Scale-free networks are everywhere. The can be seen in airline traffic routes, connections between actors in Hollywood, weblog links, sexual relationships, and terrorist networks. So what exactly is a scale-free network? A scale-free network is one that obeys a power law distribution in the number of connections between nodes on the network. Some few nodes exhibit extremely high connectivity (essentially scale-free) while the vast majority are relatively poorly connected. The reason that scale-free networks emerge, as opposed to evenly distributed random networks, is due to these factors:
- Rapid growth confers preference to early entrants. The longer a node has been in place the greater the number of links to it. First mover advantage is very important.
- In an environment of too much information people link to nodes that are easier to find. This preferential linking reinforces itself by making the easier to find nodes even more easy to find.
- The greater the capacity of the hub (bandwidth, work ethic, etc.) the faster its growth.
The Strength and Weaknesses of Scale-Free Networks
The proliferation of scale-free networks and our increasing dependence on them (particularly given their prevalence in energy, transportation, and communications systems) begs the question: how reliable are these networks? Here's some insight into this:
- Scale-free networks are extremely tolerant of random failures. In a random network, a small number of random failures can collapse the network. A scale-free network can absorb random failures up to 80% of its nodes before it collapses. The reason for this is the inhomogeneity of the nodes on the network -- failures are much more likely to occur on relatively small nodes.
- Scale-free networks are extremely vulnerable to intentional attacks on their hubs. Attacks that simultaneously eliminate as few as 5-15% of a scale-free network's hubs can collapse the network. Simultaneity of an attack on hubs is important. Scale-free networks can heal themselves rapidly if an insufficient number of hubs necessary for a systemic collapse are removed.
- Scale-free networks are extremely vulnerable to epidemics.
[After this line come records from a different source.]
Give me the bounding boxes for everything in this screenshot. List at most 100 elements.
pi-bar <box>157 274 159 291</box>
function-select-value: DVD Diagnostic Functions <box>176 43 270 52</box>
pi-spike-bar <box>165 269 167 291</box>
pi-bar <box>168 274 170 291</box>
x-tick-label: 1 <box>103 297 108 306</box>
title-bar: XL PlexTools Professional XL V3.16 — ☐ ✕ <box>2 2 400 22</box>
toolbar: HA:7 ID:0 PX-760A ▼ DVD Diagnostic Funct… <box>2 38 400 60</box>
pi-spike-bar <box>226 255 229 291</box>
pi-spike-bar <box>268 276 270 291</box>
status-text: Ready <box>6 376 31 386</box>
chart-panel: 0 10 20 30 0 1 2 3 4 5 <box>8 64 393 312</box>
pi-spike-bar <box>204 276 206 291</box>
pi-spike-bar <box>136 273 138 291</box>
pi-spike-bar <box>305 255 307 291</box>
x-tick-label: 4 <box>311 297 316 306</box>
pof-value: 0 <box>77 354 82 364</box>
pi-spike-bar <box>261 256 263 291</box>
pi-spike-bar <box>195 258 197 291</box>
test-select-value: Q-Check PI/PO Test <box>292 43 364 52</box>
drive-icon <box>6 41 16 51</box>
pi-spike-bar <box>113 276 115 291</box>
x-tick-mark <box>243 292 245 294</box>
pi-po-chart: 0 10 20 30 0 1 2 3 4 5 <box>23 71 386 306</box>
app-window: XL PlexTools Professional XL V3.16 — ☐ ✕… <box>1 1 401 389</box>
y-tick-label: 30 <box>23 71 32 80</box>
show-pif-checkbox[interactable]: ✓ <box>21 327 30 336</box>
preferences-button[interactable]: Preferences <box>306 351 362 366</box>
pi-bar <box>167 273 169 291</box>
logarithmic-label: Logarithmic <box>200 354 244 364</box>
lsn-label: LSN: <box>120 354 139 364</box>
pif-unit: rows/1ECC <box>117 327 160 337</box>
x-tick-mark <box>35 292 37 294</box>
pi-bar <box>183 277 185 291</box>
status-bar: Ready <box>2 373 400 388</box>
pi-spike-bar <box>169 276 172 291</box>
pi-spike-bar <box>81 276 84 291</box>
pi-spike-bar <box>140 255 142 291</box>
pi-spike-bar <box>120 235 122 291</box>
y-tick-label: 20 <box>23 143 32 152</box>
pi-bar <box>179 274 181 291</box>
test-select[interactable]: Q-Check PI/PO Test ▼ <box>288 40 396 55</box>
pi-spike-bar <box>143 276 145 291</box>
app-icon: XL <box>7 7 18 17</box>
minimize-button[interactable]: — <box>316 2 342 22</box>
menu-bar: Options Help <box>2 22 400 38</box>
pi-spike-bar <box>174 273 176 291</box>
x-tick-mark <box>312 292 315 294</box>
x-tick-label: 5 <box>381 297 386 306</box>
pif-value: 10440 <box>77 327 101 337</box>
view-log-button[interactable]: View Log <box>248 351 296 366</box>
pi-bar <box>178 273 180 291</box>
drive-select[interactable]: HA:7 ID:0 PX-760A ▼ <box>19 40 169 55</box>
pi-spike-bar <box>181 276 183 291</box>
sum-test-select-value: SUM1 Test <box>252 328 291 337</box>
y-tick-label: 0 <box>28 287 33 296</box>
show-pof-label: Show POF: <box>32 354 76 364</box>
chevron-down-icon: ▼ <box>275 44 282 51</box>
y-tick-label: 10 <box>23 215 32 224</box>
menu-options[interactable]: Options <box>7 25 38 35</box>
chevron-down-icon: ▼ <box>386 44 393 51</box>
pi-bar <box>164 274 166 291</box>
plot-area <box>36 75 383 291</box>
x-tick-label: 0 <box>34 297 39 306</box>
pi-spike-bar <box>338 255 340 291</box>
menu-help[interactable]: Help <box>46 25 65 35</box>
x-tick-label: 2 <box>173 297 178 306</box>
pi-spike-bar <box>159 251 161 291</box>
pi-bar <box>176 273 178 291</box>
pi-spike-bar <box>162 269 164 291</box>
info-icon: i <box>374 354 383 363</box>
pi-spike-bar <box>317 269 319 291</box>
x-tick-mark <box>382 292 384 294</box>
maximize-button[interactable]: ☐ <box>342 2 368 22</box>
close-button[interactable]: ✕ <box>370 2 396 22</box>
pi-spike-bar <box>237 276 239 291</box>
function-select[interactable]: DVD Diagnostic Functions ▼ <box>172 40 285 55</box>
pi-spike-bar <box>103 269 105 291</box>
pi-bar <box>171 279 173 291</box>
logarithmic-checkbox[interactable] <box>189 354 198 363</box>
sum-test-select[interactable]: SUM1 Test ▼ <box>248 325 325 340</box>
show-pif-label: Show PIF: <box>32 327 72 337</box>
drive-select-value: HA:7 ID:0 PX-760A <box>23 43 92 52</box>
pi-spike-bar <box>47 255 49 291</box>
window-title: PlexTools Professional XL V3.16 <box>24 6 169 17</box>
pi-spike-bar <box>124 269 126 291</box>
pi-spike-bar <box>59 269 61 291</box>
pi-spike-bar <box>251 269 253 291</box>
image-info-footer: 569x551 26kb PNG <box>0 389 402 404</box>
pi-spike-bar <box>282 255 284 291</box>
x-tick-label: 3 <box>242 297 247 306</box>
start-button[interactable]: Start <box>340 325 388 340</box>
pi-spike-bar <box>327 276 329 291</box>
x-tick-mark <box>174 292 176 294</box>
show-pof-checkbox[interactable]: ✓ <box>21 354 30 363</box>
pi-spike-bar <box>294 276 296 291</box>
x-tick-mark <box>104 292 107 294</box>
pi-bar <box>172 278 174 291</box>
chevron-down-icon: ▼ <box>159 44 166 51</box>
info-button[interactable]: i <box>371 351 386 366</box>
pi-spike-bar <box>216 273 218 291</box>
In random networks, epidemics need to surpass a critical threshold (a number of nodes infected) before it propogates system-wide. Below the threshold, the epidemic dies out. Above the threshold, the epidemic spreads exponentially. Recent evidence indicates that the threshold for epidemics on scale-free networks is zero.
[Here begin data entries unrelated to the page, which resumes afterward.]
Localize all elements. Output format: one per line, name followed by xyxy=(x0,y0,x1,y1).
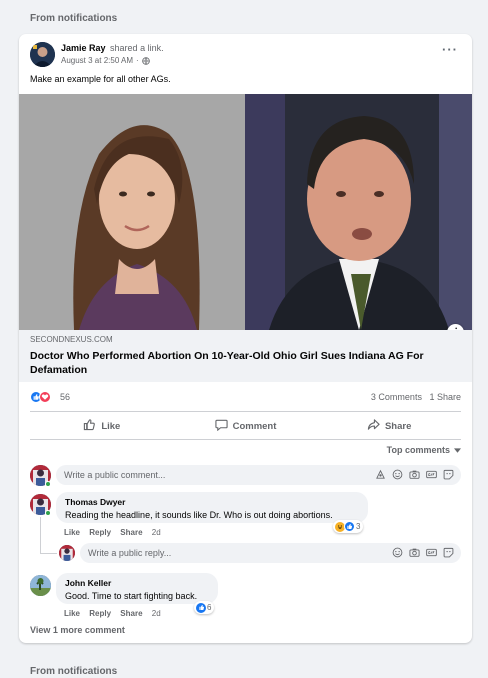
post-actions: Like Comment Share xyxy=(30,415,461,437)
comment-input-placeholder: Write a public comment... xyxy=(64,470,166,480)
emoji-icon[interactable] xyxy=(392,547,403,558)
comment-reaction-count: 3 xyxy=(356,522,361,531)
link-preview-meta[interactable]: SECONDNEXUS.COM Doctor Who Performed Abo… xyxy=(19,330,472,382)
globe-icon xyxy=(141,56,150,65)
comment-like-button[interactable]: Like xyxy=(64,609,80,618)
reply-input[interactable]: Write a public reply... xyxy=(80,543,461,563)
camera-icon[interactable] xyxy=(409,547,420,558)
link-preview-image[interactable] xyxy=(19,94,472,330)
post-text: Make an example for all other AGs. xyxy=(30,74,171,84)
comments-count[interactable]: 3 Comments xyxy=(371,392,422,402)
comment-input-tools xyxy=(375,469,454,480)
comment-reply-button[interactable]: Reply xyxy=(89,609,111,618)
shares-count[interactable]: 1 Share xyxy=(429,392,461,402)
section-label-bottom: From notifications xyxy=(30,666,118,677)
sticker-square-icon[interactable] xyxy=(443,469,454,480)
comment-reactions[interactable]: 3 xyxy=(333,520,364,533)
comment-author[interactable]: John Keller xyxy=(65,578,209,588)
gif-icon[interactable] xyxy=(426,547,437,558)
post-meta: August 3 at 2:50 AM · xyxy=(61,56,150,65)
love-reaction-icon xyxy=(39,391,51,403)
comment-reply-button[interactable]: Reply xyxy=(89,528,111,537)
current-user-avatar[interactable] xyxy=(59,545,75,561)
gif-icon[interactable] xyxy=(426,469,437,480)
like-button-label: Like xyxy=(101,420,121,432)
share-arrow-icon xyxy=(367,418,380,434)
comment-timestamp[interactable]: 2d xyxy=(152,528,161,537)
author-avatar[interactable] xyxy=(30,42,55,67)
top-comments-label: Top comments xyxy=(386,445,450,455)
comment-like-button[interactable]: Like xyxy=(64,528,80,537)
comment-input[interactable]: Write a public comment... xyxy=(56,465,461,485)
link-title[interactable]: Doctor Who Performed Abortion On 10-Year… xyxy=(30,349,460,377)
like-button[interactable]: Like xyxy=(30,415,174,437)
comment-button[interactable]: Comment xyxy=(174,415,318,437)
speech-bubble-icon xyxy=(214,418,228,434)
sticker-square-icon[interactable] xyxy=(443,547,454,558)
comment-bubble: John Keller Good. Time to start fighting… xyxy=(56,573,218,604)
thumbs-up-icon xyxy=(83,418,96,434)
comment-text: Reading the headline, it sounds like Dr.… xyxy=(65,510,333,520)
post-card: Jamie Ray shared a link. August 3 at 2:5… xyxy=(19,34,472,643)
comment-share-button[interactable]: Share xyxy=(120,609,142,618)
share-button[interactable]: Share xyxy=(317,415,461,437)
camera-icon[interactable] xyxy=(409,469,420,480)
like-reaction-icon xyxy=(196,602,206,613)
link-domain: SECONDNEXUS.COM xyxy=(30,335,113,344)
comment-actions: Like Reply Share 2d xyxy=(64,609,168,618)
meta-dot: · xyxy=(136,56,139,65)
post-header: Jamie Ray shared a link. August 3 at 2:5… xyxy=(30,42,461,70)
view-more-comments[interactable]: View 1 more comment xyxy=(30,625,125,635)
like-reaction-icon xyxy=(344,521,355,532)
author-action: shared a link. xyxy=(110,43,164,53)
author-line: Jamie Ray shared a link. xyxy=(61,43,164,53)
comment-share-button[interactable]: Share xyxy=(120,528,142,537)
comment-timestamp[interactable]: 2d xyxy=(152,609,161,618)
emoji-icon[interactable] xyxy=(392,469,403,480)
author-name[interactable]: Jamie Ray xyxy=(61,43,106,53)
online-status-dot xyxy=(45,481,51,487)
reply-input-placeholder: Write a public reply... xyxy=(88,548,172,558)
engagement-counts: 3 Comments 1 Share xyxy=(371,392,461,402)
share-button-label: Share xyxy=(384,420,412,432)
comment-actions: Like Reply Share 2d xyxy=(64,528,168,537)
comment-author[interactable]: Thomas Dwyer xyxy=(65,497,359,507)
divider xyxy=(30,439,461,440)
comment-author-avatar[interactable] xyxy=(30,575,51,596)
reaction-icons[interactable] xyxy=(30,391,51,403)
more-options-icon[interactable]: ··· xyxy=(441,43,459,59)
post-timestamp[interactable]: August 3 at 2:50 AM xyxy=(61,56,133,65)
comment-button-label: Comment xyxy=(232,420,277,432)
section-label-top: From notifications xyxy=(30,13,118,24)
reply-input-tools xyxy=(392,547,454,558)
reply-thread-line xyxy=(40,517,41,554)
reaction-count[interactable]: 56 xyxy=(60,392,70,402)
reactions-summary: 56 3 Comments 1 Share xyxy=(30,391,461,405)
caret-down-icon xyxy=(454,445,461,455)
reply-thread-line xyxy=(40,553,57,554)
comment-bubble: Thomas Dwyer Reading the headline, it so… xyxy=(56,492,368,523)
divider xyxy=(30,411,461,412)
comment-reaction-count: 6 xyxy=(207,603,212,612)
sticker-icon[interactable] xyxy=(375,469,386,480)
top-comments-filter[interactable]: Top comments xyxy=(387,445,461,455)
online-status-dot xyxy=(45,510,51,516)
comment-text: Good. Time to start fighting back. xyxy=(65,591,198,601)
comment-reactions[interactable]: 6 xyxy=(194,601,215,614)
What this means for Counter-terrorists
Given the vulnerability of scale-free networks to intentional disruption, what does this mean for counter-terrorist planners (which I hope, but doubt, they are thinking about)? This theory has strong implications for defense as well as offense given that terrorist networks are likely highly heterogeneous. Here's what it means:
- Eliminating terrorist network hubs will likely not be effective. Non-state terrorist networks exhibit small world properties (see "TERRORIST CELLS" for more). This means that while large hubs still dominate the network, the presence of tight clusters (cells), continues to provide local connectivity when the hubs are removed. This implies that the attack on al Qaeda's Afghanistan training camps (the location of multiple hubs) did not collapse its network in any meaningful way. Rather, it atomized the network into anonymous clusters of connectivity until the hubs could reassert their priority again. Additionally, many of these clusters, even without the global connectivity provided by the hubs, will still be able to conduct attacks if they are of sufficient size and complexity (a variety of skill sets). A better approach may be to observe the hubs covertly to assertain the location of local clusters that need to be shut down.
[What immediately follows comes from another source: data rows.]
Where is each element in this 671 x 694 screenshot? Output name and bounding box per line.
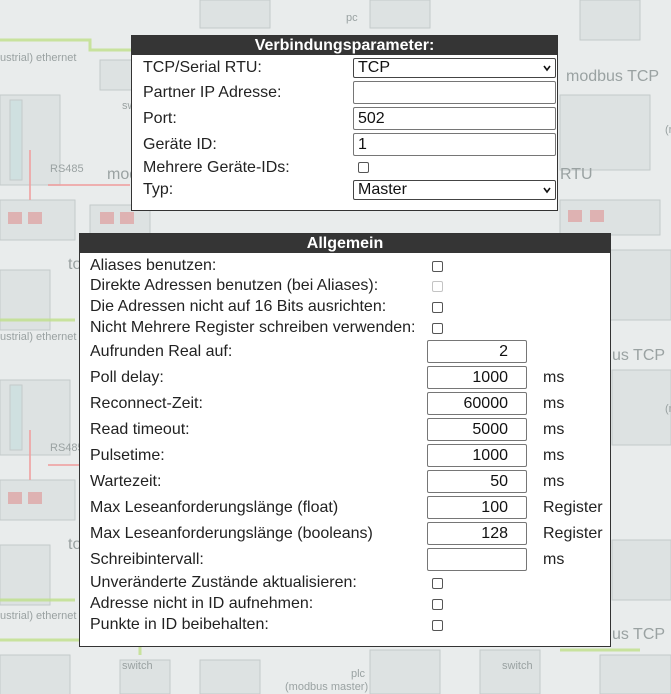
no-align-label: Die Adressen nicht auf 16 Bits ausrichte… (90, 298, 387, 315)
bg-label: us TCP (612, 347, 666, 364)
port-input[interactable] (353, 107, 556, 130)
max-bool-label: Max Leseanforderungslänge (booleans) (90, 525, 373, 542)
bg-label: ustrial) ethernet (0, 331, 77, 343)
no-multi-write-checkbox[interactable] (432, 323, 443, 334)
partner-ip-input[interactable] (353, 81, 556, 104)
device-id-input[interactable] (353, 133, 556, 156)
bg-label: us TCP (612, 626, 666, 643)
reconnect-label: Reconnect-Zeit: (90, 395, 203, 412)
pulsetime-unit: ms (543, 447, 565, 464)
aliases-checkbox[interactable] (432, 261, 443, 272)
type-label: Typ: (143, 181, 174, 198)
connection-parameters-panel: Verbindungsparameter: TCP/Serial RTU: TC… (131, 35, 558, 211)
chevron-down-icon (543, 187, 551, 194)
device-id-label: Geräte ID: (143, 136, 217, 153)
type-select[interactable]: Master (353, 180, 556, 200)
multi-id-checkbox[interactable] (358, 162, 369, 173)
wait-unit: ms (543, 473, 565, 490)
addr-not-in-id-checkbox[interactable] (432, 599, 443, 610)
read-timeout-unit: ms (543, 421, 565, 438)
update-unchanged-checkbox[interactable] (432, 578, 443, 589)
read-timeout-label: Read timeout: (90, 421, 190, 438)
wait-label: Wartezeit: (90, 473, 162, 490)
keep-points-checkbox[interactable] (432, 620, 443, 631)
bg-label: switch (502, 660, 533, 672)
no-multi-write-label: Nicht Mehrere Register schreiben verwend… (90, 319, 416, 336)
write-interval-unit: ms (543, 551, 565, 568)
pulsetime-input[interactable] (427, 444, 527, 467)
reconnect-input[interactable] (427, 392, 527, 415)
addr-not-in-id-label: Adresse nicht in ID aufnehmen: (90, 595, 314, 612)
max-float-unit: Register (543, 499, 603, 516)
bg-label: (modbus master) (285, 681, 369, 693)
write-interval-label: Schreibintervall: (90, 551, 204, 568)
poll-delay-input[interactable] (427, 366, 527, 389)
keep-points-label: Punkte in ID beibehalten: (90, 616, 269, 633)
protocol-select[interactable]: TCP (353, 58, 556, 78)
write-interval-input[interactable] (427, 548, 527, 571)
poll-delay-label: Poll delay: (90, 369, 164, 386)
bg-label: (r (665, 403, 671, 415)
bg-label: ustrial) ethernet (0, 52, 77, 64)
multi-id-label: Mehrere Geräte-IDs: (143, 159, 290, 176)
reconnect-unit: ms (543, 395, 565, 412)
protocol-label: TCP/Serial RTU: (143, 59, 262, 76)
general-panel: Allgemein Aliases benutzen: Direkte Adre… (79, 233, 611, 647)
direct-addr-checkbox[interactable] (432, 281, 443, 292)
bg-label: RS485 (50, 163, 84, 175)
port-label: Port: (143, 110, 177, 127)
max-bool-input[interactable] (427, 522, 527, 545)
bg-label: plc (351, 668, 366, 680)
direct-addr-label: Direkte Adressen benutzen (bei Aliases): (90, 277, 379, 294)
protocol-select-value: TCP (358, 59, 390, 76)
no-align-checkbox[interactable] (432, 302, 443, 313)
general-panel-title: Allgemein (80, 234, 610, 253)
wait-input[interactable] (427, 470, 527, 493)
poll-delay-unit: ms (543, 369, 565, 386)
pulsetime-label: Pulsetime: (90, 447, 165, 464)
max-float-label: Max Leseanforderungslänge (float) (90, 499, 339, 516)
chevron-down-icon (543, 65, 551, 72)
max-bool-unit: Register (543, 525, 603, 542)
update-unchanged-label: Unveränderte Zustände aktualisieren: (90, 574, 357, 591)
connection-panel-title: Verbindungsparameter: (132, 36, 557, 55)
bg-label: (r (665, 124, 671, 136)
ip-label: Partner IP Adresse: (143, 84, 282, 101)
bg-label: pc (346, 12, 358, 24)
bg-label: switch (122, 660, 153, 672)
read-timeout-input[interactable] (427, 418, 527, 441)
aliases-label: Aliases benutzen: (90, 257, 217, 274)
type-select-value: Master (358, 181, 407, 198)
bg-label: ustrial) ethernet (0, 610, 77, 622)
bg-label: RTU (560, 166, 593, 183)
max-float-input[interactable] (427, 496, 527, 519)
bg-label: modbus TCP (566, 68, 660, 85)
round-real-label: Aufrunden Real auf: (90, 343, 233, 360)
round-real-input[interactable] (427, 340, 527, 363)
- Critical terrorist social network hubs cannot be identified based on the number of links alone. Hubs vary in value depending on multiple vectors such as depth of connections (strong face-to-face social history is extremely important for trust development in covert networks -- see MAPPING TERRORIST NETWORKS for more), frequency of contact (which may indicate the individual is a conduit for information flow rather than an resource), and duration of links (which is tied to the importance of that individuals skill set to ongoing operations of cells they connect to). Analysis of the network along each of vectors can make for better decision making.
- Defense against attacks on hubs can be achieved in ways other than physical defense. These methods include: increasing the capacity of all hubs to absorb the taffic of failed hubs (a kind of surge protection), limiting or decreasing the maximum number of connections to any one hub (reduction in criticality), and increasing the cross connectivity of the network (local pooling of resources).